Seorang teman dari Switzerland dan India, juga beberapa teman lainnya, sejak pertama sampai di Hongshi, mereka memutuskan untuk tidak mencentang jadwal sarapan yang di koordinir oleh salah satu Bhikkhuni, tidak mencentang kolom sarapan di Dining Hall artinya sepanjang tinggal di Hongshi mereka tidak akan dapat jatah sarapan yang dijadwalkan di jam pagi buta itu, namun yang membuat kagum adalah mereka tetap ingin melakukan metta action cuci piring dan perabot ataupun metta action lainnya.
Mereka akan tetap bangun pukul 05.00 atau 05.30 untuk membantu kelompoknya mencuci piring sekalipun dia sendiri tidak mengikuti sarapan, baginya, tidur lebih penting daripada harus bangun jam 04.00 pagi untuk sarapan “Sleep is more Important than Food”, katanya.
***
Lelucon-lelucon sering hadir justru pada saat aktivitas metta action, tidak sedikit dari kami yang justru akrab dari agenda itu, saya teringat betul ketika seorang teman “meledek” saya dengan celetukan “Oh Hindun, No., so poor, you wake up only for pizza?” dari guyonan itulah justru menjadi jembatan keakraban yang tak ternilai bagi kami.
Sering diantara kita percaya bahwa praktik metta ataupun altruisme memerlukan tindakan yang luar biasa, seperti memberikan sumbangan besar atau mendedikasikan diri dalam misi tertentu. padahal, metta dan altruisme dapat dipupuk dalam tindakan kecil di kehidupan sehari-hari seperti yang dilakukan oleh Bhikkhuni atau seluruh penghuni Hongshi. Tindakan kecil ini adalah cara untuk melatih praktik metta atau altruisme harian, sehingga, semakin sering kita mengulanginya, semakin alami cara bertindak ini menjadi bagian dari diri kita.

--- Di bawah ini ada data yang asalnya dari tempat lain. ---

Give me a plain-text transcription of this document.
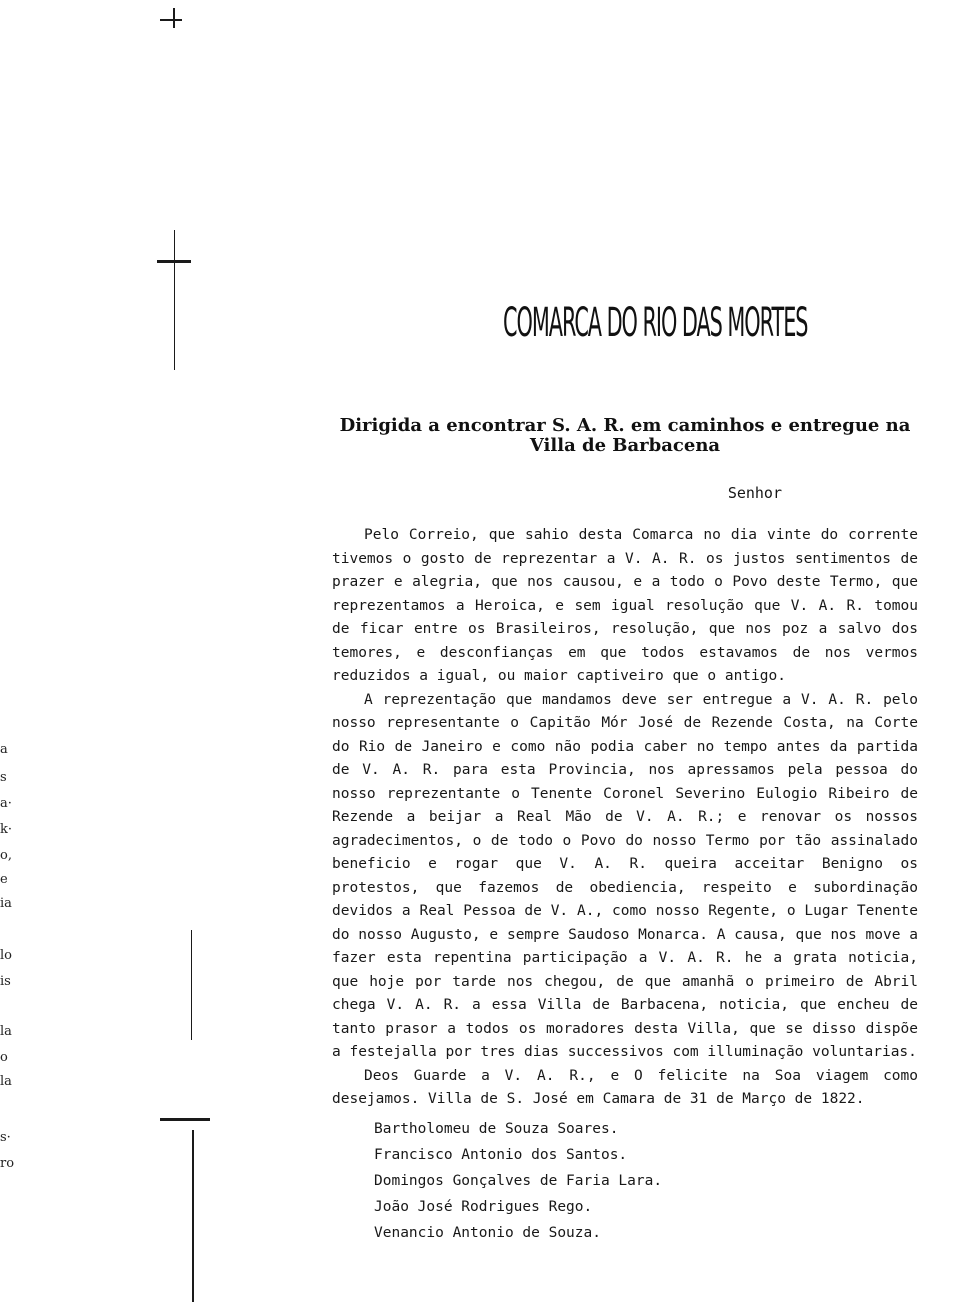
a
s
a·
k·
o,
e
ia
lo
is
la
o
la
s·
ro
COMARCA DO RIO DAS MORTES
Dirigida a encontrar S. A. R. em caminhos e entregue na Villa de Barbacena
Senhor

Pelo Correio, que sahio desta Comarca no dia vinte do corrente tivemos o gosto de reprezentar a V. A. R. os justos sentimentos de prazer e alegria, que nos causou, e a todo o Povo deste Termo, que reprezentamos a Heroica, e sem igual resolução que V. A. R. tomou de ficar entre os Brasileiros, resolução, que nos poz a salvo dos temores, e desconfianças em que todos estavamos de nos vermos reduzidos a igual, ou maior captiveiro que o antigo.

A reprezentação que mandamos deve ser entregue a V. A. R. pelo nosso representante o Capitão Mór José de Rezende Costa, na Corte do Rio de Janeiro e como não podia caber no tempo antes da partida de V. A. R. para esta Provincia, nos apressamos pela pessoa do nosso reprezentante o Tenente Coronel Severino Eulogio Ribeiro de Rezende a beijar a Real Mão de V. A. R.; e renovar os nossos agradecimentos, o de todo o Povo do nosso Termo por tão assinalado beneficio e rogar que V. A. R. queira acceitar Benigno os protestos, que fazemos de obediencia, respeito e subordinação devidos a Real Pessoa de V. A., como nosso Regente, o Lugar Tenente do nosso Augusto, e sempre Saudoso Monarca. A causa, que nos move a fazer esta repentina participação a V. A. R. he a grata noticia, que hoje por tarde nos chegou, de que amanhã o primeiro de Abril chega V. A. R. a essa Villa de Barbacena, noticia, que encheu de tanto prasor a todos os moradores desta Villa, que se disso dispõe a festejalla por tres dias successivos com illuminação voluntarias.

Deos Guarde a V. A. R., e O felicite na Soa viagem como desejamos. Villa de S. José em Camara de 31 de Março de 1822.

Bartholomeu de Souza Soares.
Francisco Antonio dos Santos.
Domingos Gonçalves de Faria Lara.
João José Rodrigues Rego.
Venancio Antonio de Souza.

Kadanglaka kita juga merasa bahwa tidaklah penting dan perlu bagi kita untuk melakukan hal-hal teknis dan menganggap sebelah mata tindakan-tindakan kecil itu, banyak diantara kita yang merasa bahwa diri ini besar dengan jejaring yang kita punya, dengan jabatan dan gelar yang kita miliki hingga enggan melakukan hal kecil dan teknis.
Banyak diantara kita merasa bahwa tugas yang patut untuk kita hanyalah tugas kerja intelektual, tugas dengan kegiatan yang mengandalkan kemampuan berpikir, analisis, dan pemecahan masalah, serta pengetahuan dan keterampilan yang berbasis pada pemikiran untuk menghasilkan solusi, ide, dan inovasi-inovasi lain, pekerjaan yang tidak banyak membutuhkan keterampilan fisik atau manual sehingga memilih untuk mendelegasikan pekerjaan teknis kepada orang lain.
***
Berbeda dengan Bhikkhuni di Hongshi, jabatan “venerable” yang disematkan oleh warga dunia untuknya tidak menghalangi tetap berpikir dan melakukan hal-hal teknis lainnya. Power sebagai “venerable” benar dimanfaatkan dengan baik dan seharusnya, dalam tindakan yang sederhana, dalam kekuasaan yang meneduhkan, yang hadir bukan sebagai puncak dominasi, tapi sebagai sumur dalam kebijaksanaan yang terus memberi minum pada dahaga manusia lainnya akan makna, keadilan, dan harapan.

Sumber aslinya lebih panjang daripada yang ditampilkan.